Twitter a suspendu plusieurs comptes créés par les islamistes shebab qui ont attaqué le centre commercial de Nairobi au Kenya, une mesure qui témoigne de l'ampleur de l'utilisation de ce mode de communication dans la stratégie médiatique des groupes jihadistes.

Le compte @hsm-press a été suspendu samedi, après avoir été utilisé pour revendiquer l'attaque contre le centre commercial qui a fait 62 morts, autant de disparus et 200 blessés selon un dernier bilan de la Croix-Rouge. Deux comptes officiels, @HSMPress1 et @HSMPress, avaient déjà été suspendus, respectivement début septembre et en janvier.

Lundi matin, un autre compte (@HSM-presoffice2), a été suspendu. Il prétendait tweeter en direct et in extenso les actions des shebab, mais ceux-ci n'ont pas confirmé son authenticité.

Twitter prévoit que des comptes peuvent être suspendus si leurs titulaires publient «des menaces directes, explicites de violences à l'encontre d'autrui». Les comptes subissent le même sort si Twitter est utilisé «pour poursuivre des buts illégaux ou mener des activités illégales».
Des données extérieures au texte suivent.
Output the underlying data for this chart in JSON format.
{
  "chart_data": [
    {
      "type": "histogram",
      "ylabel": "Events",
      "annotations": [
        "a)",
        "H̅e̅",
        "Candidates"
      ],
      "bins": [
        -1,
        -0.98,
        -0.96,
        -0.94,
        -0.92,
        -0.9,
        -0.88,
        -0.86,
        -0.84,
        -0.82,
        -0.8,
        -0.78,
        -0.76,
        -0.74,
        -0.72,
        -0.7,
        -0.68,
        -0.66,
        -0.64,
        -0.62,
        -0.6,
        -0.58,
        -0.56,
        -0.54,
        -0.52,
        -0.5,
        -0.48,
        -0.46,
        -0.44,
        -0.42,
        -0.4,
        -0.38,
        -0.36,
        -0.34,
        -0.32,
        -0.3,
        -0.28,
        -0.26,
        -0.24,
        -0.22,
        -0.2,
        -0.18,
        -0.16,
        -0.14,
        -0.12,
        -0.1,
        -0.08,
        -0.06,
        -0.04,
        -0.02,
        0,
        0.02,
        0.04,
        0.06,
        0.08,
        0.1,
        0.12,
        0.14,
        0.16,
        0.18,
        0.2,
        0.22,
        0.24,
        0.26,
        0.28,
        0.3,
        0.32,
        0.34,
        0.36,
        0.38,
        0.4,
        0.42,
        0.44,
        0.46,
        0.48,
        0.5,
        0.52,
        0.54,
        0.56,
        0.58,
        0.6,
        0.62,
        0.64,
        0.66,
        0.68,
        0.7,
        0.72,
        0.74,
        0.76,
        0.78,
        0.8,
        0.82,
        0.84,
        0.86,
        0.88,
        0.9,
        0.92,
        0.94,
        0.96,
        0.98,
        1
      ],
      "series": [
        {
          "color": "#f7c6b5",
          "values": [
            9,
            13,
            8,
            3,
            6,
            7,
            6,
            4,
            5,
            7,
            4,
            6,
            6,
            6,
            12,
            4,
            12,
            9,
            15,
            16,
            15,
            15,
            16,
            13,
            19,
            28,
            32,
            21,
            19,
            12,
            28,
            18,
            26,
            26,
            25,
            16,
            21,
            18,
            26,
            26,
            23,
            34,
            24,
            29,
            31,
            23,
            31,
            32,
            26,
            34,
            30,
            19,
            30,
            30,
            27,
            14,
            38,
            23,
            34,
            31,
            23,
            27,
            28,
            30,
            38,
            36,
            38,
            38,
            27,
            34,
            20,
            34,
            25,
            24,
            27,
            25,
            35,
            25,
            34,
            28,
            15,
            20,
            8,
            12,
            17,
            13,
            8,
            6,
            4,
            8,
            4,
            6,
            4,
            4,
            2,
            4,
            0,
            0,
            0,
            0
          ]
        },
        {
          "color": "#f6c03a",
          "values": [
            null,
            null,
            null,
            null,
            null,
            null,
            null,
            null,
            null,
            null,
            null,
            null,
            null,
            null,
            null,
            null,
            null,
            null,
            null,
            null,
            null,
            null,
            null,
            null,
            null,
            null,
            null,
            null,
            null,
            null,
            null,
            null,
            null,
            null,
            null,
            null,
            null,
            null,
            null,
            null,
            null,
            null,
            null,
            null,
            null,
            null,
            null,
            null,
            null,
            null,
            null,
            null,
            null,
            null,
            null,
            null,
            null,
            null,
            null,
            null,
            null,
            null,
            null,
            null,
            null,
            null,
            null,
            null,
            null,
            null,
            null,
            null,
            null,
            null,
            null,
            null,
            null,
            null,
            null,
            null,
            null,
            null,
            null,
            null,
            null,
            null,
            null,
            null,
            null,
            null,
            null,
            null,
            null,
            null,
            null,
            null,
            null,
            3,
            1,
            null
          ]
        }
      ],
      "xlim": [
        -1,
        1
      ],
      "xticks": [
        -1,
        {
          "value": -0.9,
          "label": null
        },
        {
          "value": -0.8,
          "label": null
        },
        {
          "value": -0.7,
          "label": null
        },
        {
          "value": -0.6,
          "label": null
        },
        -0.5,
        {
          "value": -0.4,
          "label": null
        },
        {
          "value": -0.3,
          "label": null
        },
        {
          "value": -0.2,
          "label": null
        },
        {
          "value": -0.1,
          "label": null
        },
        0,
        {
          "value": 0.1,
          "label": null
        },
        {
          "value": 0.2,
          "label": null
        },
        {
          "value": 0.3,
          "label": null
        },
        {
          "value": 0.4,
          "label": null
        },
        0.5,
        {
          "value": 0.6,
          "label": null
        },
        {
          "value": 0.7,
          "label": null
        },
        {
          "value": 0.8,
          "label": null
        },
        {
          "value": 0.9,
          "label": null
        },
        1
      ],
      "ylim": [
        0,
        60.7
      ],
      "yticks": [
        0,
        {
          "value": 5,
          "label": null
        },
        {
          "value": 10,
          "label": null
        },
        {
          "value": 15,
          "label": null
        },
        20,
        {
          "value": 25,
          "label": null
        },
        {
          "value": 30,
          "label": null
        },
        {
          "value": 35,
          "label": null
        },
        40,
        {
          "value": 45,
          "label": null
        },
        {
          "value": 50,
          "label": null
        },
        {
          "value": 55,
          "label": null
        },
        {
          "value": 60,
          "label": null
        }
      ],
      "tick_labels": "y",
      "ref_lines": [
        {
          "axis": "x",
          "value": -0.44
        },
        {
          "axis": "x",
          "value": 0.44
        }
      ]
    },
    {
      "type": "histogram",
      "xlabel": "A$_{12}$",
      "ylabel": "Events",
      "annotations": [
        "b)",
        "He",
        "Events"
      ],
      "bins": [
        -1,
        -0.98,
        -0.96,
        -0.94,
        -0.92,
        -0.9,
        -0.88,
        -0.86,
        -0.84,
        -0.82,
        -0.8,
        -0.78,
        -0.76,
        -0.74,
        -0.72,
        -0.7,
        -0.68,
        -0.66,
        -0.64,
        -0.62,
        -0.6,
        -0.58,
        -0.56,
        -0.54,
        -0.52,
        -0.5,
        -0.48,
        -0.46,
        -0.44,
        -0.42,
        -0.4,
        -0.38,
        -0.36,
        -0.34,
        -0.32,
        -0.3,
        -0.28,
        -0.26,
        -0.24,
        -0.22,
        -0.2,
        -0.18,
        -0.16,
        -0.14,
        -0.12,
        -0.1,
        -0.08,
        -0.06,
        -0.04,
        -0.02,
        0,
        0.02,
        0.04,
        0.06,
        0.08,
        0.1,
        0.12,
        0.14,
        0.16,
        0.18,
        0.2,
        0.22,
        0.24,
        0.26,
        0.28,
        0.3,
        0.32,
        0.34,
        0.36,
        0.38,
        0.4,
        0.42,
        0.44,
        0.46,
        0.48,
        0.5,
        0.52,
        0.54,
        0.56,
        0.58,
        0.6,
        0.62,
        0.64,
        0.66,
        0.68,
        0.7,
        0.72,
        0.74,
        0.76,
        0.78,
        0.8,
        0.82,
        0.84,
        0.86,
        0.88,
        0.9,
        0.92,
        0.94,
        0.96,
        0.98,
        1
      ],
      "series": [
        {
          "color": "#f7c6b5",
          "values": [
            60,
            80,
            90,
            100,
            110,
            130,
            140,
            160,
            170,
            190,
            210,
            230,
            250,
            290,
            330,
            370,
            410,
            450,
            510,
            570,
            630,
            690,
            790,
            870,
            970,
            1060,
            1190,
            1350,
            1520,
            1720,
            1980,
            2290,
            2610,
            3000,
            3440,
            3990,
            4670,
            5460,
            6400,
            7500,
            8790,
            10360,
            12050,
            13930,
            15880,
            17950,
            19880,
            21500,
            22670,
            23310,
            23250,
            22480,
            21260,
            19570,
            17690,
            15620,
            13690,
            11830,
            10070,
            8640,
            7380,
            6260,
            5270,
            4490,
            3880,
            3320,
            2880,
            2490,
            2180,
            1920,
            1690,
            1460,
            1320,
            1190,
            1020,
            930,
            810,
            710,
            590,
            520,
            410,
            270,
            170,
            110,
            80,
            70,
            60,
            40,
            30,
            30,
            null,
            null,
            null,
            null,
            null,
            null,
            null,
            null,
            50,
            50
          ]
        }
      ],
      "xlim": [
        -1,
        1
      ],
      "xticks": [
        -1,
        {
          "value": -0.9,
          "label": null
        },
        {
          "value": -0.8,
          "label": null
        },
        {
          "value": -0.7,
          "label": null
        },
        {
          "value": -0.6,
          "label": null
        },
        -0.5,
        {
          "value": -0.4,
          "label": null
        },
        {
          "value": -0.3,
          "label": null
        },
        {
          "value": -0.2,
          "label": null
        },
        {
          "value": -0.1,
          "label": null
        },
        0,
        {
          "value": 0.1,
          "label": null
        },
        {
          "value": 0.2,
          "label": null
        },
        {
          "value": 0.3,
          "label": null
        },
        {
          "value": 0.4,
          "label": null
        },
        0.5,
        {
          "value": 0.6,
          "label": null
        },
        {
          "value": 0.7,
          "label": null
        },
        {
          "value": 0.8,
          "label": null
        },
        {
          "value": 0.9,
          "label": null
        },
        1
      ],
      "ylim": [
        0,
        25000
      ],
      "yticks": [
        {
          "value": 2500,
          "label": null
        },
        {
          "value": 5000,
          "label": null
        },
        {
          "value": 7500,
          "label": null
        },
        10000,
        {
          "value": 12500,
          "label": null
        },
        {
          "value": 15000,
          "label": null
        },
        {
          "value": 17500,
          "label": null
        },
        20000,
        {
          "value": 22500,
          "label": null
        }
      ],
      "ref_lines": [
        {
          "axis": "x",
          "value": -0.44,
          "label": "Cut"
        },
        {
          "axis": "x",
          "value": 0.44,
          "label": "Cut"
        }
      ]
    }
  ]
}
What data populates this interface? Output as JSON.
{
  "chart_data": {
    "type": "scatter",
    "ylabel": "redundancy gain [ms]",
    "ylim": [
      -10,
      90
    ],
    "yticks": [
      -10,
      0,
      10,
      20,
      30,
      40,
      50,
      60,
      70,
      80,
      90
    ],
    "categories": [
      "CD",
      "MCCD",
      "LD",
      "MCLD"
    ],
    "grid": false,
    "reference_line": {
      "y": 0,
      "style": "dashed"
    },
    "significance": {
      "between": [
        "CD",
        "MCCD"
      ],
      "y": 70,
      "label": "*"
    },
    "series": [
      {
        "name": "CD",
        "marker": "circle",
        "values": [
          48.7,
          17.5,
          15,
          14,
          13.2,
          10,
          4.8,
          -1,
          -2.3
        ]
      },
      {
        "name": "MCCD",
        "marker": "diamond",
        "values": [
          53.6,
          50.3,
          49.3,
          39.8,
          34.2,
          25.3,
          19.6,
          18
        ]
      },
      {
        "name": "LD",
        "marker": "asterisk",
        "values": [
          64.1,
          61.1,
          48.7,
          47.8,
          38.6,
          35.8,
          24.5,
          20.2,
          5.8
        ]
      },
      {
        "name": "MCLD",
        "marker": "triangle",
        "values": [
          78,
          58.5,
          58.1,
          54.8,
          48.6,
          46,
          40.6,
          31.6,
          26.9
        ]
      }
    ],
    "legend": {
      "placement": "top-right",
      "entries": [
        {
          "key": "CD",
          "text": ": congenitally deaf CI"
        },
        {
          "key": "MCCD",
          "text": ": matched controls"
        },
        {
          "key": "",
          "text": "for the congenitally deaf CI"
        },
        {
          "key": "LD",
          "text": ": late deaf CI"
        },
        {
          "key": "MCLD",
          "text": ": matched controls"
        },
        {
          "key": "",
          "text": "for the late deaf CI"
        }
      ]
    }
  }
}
«L'objectif pour les hébergeurs, explique Me Florence Gaullier, avocate associée au cabinet Gilles Vercken, c'est d'être les moins intrusifs et les plus neutres possible, de ne pas être des censeurs».

«Généralement, ils choisissent la mesure la moins intrusive, et donc ils ont tendance à bloquer un contenu litigieux» plutôt que le compte dans son intégralité, poursuit-elle.

«Après, s'il y en a cinquante (contenus litigieux) sur le même compte, c'est plus simple pour eux de suspendre le compte entier», affirme Me Gaullier.

«Tout cela dépend du droit applicable localement. Les sites comme Twitter, aussi bien en Europe qu'aux États-Unis, ont obligation de surveillance uniquement pour un certain type d'atteintes, par exemple des propos extrêmement violents, de la haine raciale, du contenu pédopornographique», explique-t-elle.

D'après l'avocate, il n'est pas impossible que l'État kenyan ait «demandé à Twitter» de suspendre le compte «et si Twitter veut rester dans le pays, il a plutôt intérêt à s'y conformer».

Le réseau social, interrogé par l'AFP, n'a pas souhaité faire de commentaire.

En prenant cette mesure, Twitter complique la communication des assaillants dans cette prise d'otage qui a été largement commentée sur le réseau social, parfois en direct (@shirleyghetto) ou peu après (@kamz26) par des utilisateurs se trouvant au sein du centre commercial Westgate.

Twitter a aussi été utilisé par l'armée kenyane (@kdfinfo) ou la Croix-Rouge (@KenyaRedCross) pour informer des derniers développements en termes d'offensive militaire ou de victimes.

Dominique Thomas, chercheur spécialiste des mouvements islamistes et auteur de «Les hommes d'Al-Qaïda : discours et stratégie» (Ed. Michalon), ne voit pas de grande nouveauté dans cette utilisation par les shebab somaliens de Twitter : «Aujourd'hui, les groupes armés sont parfaitement familiers de l'utilisation des réseaux sociaux».

Al-Qaïda au Maghreb islamique (Aqmi) avait par exemple organisé une série de questions-réponses sur Twitter avec des journalistes en avril, tandis qu'en Syrie ou plus récemment encore en Afghanistan, les groupes jihadistes ont utilisé le réseau social pour revendiquer des attentats.

«Cette façon de communiquer et de mettre en ligne la propagande permet d'atteindre un public plus large que les simples forums où il faut bénéficier d'un compte: on élargit le lectorat», note M. Thomas.

«Les shebab le font depuis assez longtemps, utilisent des vidéos, beaucoup plus que d'autres organisations qui sont restées sur un mode de communication plus traditionnelle, par exemple Al Qaïda pour la péninsule arabique ou en zone pakistanaise», ces derniers sont selon lui «sous pression très forte des drones américains» qui peuvent les repérer - et donc les frapper.